New ‘U’ center encourages student mental well-being

Erin Kirkland/Daily
From Left: Dean of Students Laura Blake Jones, Director of CAPS Todd Sevig, Laura Monschau, coordinator of Student Wellness Initiatives at CAPS, and Christine Asidao, assistant director of Outreach and Education at CAPS, speak at the opening night of the CAPS Wellness Zone in the Union on Thursday, March 31. Buy this photo

BY RAYZA GOLDSMITH
Daily Staff Reporter
Published March 31, 2011

The next time students want to ease the pressure of finals with some time in a massage chair, they won't need to look any further than the Union.

The Wellness Zone, established by the University’s Counseling and Psychological Services, officially opened last night in the Union. The Zone was created to promote emotional and mental health among students. The Zone’s services, which include chair massages throughout the day and special movie nights, are free for students.

The Zone also has a biofeedback program, video game technology for meditation and a Seasonal Affective Disorder lamp. Additionally, the Zone will offer workshops on topics including meditation, mindfulness techniques and yoga.

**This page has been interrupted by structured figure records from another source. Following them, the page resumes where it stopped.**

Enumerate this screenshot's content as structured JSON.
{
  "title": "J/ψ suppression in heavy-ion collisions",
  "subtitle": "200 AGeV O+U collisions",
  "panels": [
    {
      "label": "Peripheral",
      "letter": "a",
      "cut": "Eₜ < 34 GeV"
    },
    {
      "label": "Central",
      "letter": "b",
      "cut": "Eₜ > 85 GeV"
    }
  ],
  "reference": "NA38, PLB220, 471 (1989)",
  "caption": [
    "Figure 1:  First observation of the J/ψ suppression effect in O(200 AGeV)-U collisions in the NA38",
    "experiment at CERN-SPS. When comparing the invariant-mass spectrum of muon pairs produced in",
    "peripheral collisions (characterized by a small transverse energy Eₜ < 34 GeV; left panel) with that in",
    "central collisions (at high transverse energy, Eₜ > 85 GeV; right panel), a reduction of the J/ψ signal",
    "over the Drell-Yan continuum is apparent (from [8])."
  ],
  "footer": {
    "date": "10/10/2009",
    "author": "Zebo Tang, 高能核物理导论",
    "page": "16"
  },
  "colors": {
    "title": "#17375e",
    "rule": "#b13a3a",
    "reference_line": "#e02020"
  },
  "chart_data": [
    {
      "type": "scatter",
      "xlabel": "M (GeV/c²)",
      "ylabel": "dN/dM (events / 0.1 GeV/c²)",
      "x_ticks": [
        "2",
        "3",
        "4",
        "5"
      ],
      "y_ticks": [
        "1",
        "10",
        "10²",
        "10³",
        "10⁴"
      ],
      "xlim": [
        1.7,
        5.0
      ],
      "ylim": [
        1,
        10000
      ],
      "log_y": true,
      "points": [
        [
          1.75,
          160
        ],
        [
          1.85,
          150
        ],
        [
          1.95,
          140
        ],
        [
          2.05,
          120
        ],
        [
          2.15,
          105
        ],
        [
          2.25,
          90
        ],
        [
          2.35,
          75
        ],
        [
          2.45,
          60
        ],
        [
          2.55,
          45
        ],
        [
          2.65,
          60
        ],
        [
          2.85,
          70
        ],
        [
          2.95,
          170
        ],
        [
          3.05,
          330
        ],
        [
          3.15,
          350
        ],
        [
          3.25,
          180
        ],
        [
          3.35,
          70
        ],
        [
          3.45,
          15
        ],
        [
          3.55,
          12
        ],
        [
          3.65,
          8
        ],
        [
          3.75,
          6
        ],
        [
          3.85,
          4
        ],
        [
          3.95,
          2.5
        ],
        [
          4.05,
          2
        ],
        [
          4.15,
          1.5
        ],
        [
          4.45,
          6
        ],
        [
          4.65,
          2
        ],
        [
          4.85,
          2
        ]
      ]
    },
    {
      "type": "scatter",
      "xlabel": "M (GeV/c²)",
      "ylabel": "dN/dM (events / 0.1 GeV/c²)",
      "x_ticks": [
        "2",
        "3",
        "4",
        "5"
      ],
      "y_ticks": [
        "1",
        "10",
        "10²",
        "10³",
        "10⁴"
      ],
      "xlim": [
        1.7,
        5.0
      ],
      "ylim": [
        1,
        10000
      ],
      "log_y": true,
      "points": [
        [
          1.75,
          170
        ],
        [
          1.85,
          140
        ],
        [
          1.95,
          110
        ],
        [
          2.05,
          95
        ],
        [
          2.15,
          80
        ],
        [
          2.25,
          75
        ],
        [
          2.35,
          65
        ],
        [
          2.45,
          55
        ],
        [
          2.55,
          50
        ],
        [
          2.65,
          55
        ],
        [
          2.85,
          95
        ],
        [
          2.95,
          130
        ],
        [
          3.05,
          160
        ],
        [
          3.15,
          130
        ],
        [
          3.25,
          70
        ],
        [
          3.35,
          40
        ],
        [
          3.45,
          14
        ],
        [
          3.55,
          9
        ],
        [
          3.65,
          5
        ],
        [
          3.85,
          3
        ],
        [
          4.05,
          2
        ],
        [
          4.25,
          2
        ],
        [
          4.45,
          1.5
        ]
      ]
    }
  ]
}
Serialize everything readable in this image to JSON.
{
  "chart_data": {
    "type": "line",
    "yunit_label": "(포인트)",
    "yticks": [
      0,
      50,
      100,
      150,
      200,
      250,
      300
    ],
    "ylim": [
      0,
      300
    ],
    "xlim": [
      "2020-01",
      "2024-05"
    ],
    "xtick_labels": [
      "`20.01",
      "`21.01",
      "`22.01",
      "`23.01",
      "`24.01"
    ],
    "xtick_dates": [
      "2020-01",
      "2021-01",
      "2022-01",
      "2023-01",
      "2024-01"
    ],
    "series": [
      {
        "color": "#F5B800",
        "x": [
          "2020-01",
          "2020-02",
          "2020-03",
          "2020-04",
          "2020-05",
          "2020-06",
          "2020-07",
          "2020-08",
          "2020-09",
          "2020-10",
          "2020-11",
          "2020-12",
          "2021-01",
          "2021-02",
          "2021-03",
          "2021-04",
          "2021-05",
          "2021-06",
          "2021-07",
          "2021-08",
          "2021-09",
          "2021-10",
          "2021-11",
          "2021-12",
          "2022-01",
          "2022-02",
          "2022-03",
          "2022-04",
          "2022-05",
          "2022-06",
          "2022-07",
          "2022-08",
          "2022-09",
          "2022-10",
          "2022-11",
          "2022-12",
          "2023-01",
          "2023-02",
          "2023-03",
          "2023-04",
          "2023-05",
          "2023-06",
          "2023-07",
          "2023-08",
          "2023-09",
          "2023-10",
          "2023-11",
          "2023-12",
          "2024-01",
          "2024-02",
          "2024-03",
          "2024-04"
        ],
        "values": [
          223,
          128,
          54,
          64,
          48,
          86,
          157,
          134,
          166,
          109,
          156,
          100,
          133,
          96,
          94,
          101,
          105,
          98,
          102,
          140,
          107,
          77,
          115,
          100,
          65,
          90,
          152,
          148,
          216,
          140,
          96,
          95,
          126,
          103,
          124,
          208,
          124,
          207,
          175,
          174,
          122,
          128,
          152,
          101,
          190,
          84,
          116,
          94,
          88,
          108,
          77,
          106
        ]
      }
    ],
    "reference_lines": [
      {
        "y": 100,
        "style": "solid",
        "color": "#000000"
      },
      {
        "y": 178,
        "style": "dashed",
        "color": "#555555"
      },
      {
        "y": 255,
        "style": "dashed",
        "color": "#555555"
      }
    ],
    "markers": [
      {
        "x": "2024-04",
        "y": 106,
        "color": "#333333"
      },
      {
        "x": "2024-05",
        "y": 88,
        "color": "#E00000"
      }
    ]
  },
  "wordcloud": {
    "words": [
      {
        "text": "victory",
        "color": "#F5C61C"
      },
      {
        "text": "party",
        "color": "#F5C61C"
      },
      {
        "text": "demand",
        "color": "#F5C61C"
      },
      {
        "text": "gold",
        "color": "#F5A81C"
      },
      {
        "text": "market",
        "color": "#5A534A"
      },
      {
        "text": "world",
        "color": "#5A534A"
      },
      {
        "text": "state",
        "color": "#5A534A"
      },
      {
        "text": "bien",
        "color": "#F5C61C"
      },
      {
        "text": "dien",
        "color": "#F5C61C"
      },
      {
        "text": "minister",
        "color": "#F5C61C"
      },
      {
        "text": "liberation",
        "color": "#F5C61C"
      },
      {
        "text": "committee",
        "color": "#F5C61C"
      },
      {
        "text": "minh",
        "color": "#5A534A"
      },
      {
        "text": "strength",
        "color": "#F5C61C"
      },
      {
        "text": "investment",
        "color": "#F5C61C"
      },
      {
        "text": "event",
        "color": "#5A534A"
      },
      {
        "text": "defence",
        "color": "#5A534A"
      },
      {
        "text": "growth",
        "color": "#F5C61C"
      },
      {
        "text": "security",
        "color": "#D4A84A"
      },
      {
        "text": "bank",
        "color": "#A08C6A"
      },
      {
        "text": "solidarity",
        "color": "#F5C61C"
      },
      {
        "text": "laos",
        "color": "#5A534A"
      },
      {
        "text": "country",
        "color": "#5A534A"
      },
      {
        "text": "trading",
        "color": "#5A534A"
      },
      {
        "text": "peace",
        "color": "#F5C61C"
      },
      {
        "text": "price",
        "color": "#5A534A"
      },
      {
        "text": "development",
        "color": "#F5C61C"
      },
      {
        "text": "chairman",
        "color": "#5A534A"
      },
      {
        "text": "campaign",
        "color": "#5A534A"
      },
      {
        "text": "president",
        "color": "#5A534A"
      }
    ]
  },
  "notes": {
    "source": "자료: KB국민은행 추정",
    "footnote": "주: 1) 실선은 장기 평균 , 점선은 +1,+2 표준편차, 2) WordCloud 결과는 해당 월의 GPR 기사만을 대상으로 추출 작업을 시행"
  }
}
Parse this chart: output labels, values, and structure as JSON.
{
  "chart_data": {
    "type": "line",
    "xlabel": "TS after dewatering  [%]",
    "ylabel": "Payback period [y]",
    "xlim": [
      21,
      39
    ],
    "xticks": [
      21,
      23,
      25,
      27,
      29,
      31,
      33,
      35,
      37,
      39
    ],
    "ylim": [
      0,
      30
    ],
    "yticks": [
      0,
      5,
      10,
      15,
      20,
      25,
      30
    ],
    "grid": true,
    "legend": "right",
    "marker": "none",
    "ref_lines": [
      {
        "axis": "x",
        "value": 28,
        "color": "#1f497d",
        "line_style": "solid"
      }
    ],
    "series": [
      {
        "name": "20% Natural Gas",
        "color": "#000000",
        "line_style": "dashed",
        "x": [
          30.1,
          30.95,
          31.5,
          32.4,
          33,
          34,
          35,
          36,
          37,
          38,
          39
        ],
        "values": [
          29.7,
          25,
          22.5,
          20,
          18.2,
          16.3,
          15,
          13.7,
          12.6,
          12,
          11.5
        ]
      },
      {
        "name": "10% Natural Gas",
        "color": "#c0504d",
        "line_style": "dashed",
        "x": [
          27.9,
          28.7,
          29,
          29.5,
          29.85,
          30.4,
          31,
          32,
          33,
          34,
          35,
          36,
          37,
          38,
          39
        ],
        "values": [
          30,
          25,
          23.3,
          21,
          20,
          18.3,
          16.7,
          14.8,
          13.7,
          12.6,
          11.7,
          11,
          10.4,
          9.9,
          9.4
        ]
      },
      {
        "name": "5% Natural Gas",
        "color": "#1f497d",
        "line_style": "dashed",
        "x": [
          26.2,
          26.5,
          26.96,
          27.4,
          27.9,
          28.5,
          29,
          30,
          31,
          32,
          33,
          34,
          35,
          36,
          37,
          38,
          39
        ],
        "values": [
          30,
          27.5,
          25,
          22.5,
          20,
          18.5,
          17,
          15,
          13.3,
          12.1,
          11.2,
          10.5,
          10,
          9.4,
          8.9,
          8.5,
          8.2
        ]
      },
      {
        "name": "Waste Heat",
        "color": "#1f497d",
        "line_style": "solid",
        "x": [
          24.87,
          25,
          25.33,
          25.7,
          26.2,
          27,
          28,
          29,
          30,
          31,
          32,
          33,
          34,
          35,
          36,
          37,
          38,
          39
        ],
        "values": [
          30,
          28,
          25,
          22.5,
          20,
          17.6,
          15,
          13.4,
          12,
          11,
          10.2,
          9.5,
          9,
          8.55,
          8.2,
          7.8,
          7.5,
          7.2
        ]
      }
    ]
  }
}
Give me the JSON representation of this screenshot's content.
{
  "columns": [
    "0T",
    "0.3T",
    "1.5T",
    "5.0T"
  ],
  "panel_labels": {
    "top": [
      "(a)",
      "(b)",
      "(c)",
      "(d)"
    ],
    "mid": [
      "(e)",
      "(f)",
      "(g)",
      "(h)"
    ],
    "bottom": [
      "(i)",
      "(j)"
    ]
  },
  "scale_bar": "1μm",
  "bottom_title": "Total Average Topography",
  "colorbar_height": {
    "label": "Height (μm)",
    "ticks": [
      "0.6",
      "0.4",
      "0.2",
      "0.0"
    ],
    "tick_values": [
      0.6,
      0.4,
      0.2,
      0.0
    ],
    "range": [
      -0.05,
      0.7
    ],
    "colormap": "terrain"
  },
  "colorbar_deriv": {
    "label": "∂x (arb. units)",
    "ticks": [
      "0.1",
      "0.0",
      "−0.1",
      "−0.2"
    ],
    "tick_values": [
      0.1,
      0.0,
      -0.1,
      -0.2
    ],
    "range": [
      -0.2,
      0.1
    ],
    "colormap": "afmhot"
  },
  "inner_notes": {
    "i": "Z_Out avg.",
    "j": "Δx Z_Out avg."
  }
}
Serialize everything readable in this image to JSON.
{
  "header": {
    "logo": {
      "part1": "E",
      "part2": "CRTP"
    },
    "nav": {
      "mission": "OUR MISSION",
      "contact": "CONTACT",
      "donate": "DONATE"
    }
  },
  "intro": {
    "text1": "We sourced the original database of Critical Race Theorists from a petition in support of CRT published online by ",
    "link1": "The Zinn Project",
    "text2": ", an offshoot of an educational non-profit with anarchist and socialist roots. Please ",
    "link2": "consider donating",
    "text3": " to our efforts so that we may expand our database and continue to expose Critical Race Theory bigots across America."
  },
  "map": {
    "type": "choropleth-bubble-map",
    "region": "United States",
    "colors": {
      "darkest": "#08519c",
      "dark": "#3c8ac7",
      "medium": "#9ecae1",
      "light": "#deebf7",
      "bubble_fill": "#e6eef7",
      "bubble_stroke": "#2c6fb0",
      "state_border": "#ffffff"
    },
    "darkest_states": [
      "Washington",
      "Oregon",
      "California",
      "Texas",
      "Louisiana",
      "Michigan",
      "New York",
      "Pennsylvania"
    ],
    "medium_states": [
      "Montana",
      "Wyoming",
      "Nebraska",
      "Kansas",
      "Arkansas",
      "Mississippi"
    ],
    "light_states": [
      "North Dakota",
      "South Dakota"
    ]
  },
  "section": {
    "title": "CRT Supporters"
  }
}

In an interview at yesterday’s event, CAPS Director Todd Sevig said the idea for the Zone has been around for a while. University research has shown that improving emotional stability can help significantly diminish psychological issues students face, he said.

“Wellness and well-being for college students has really been on the rise,” said Christine Asidao, assistant director of Outreach and Education for CAPS.

Though in part due to the office’s faculty and funding expansion, 3,362 students went to CAPS last year — an increase from the 3,127 students who visited the office in the 2008-2009 school year, according to the CAPS 2009-2010 annual report.

Funding for the Zone — now open each weekday — came from existing CAPS resources and is a part of the office’s five-year master plan, Sevig said.

The Zone’s primary goal is to encourage emotional wellness to prevent serious psychological problems, Sevig said. And while Sevig said he hopes the Zone can be used to help those already seeking treatment through CAPS, he is hopeful the new center can reach out to students who have never been to CAPS before.

Asidao said she anticipates the “wellness center will essentially attract a lot of students who don’t necessarily want to come in for therapy, but who would really benefit from just learning how to relax.”

Asidao and Sevig emphasized that students’ input is especially important since the Zone is tailored to them.

“We as professionals can think of all kinds of great things, but if it doesn’t meet student needs, for us that would violate our mission and everything that we stand for,” Sevig said.

The CAPS student advisory board — a group of 18 members who meet monthly with Sevig and Asidao to provide student perspectives on CAPS — played a key role in developing plans for the Zone. When a space opened on the third floor of the Union over the summer, CAPS realized a wellness center could truly become a reality and approached the student advisory board with the idea at the beginning of last semester.

LSA senior Emily Green, a member of the student advisory board, said she thinks the Zone will provide students with a good place to relax.

“It’s not about studying, it’s about recharging, regrouping, sitting in a massage chair for twenty minutes and just kind of letting the day de-stress,” Green said.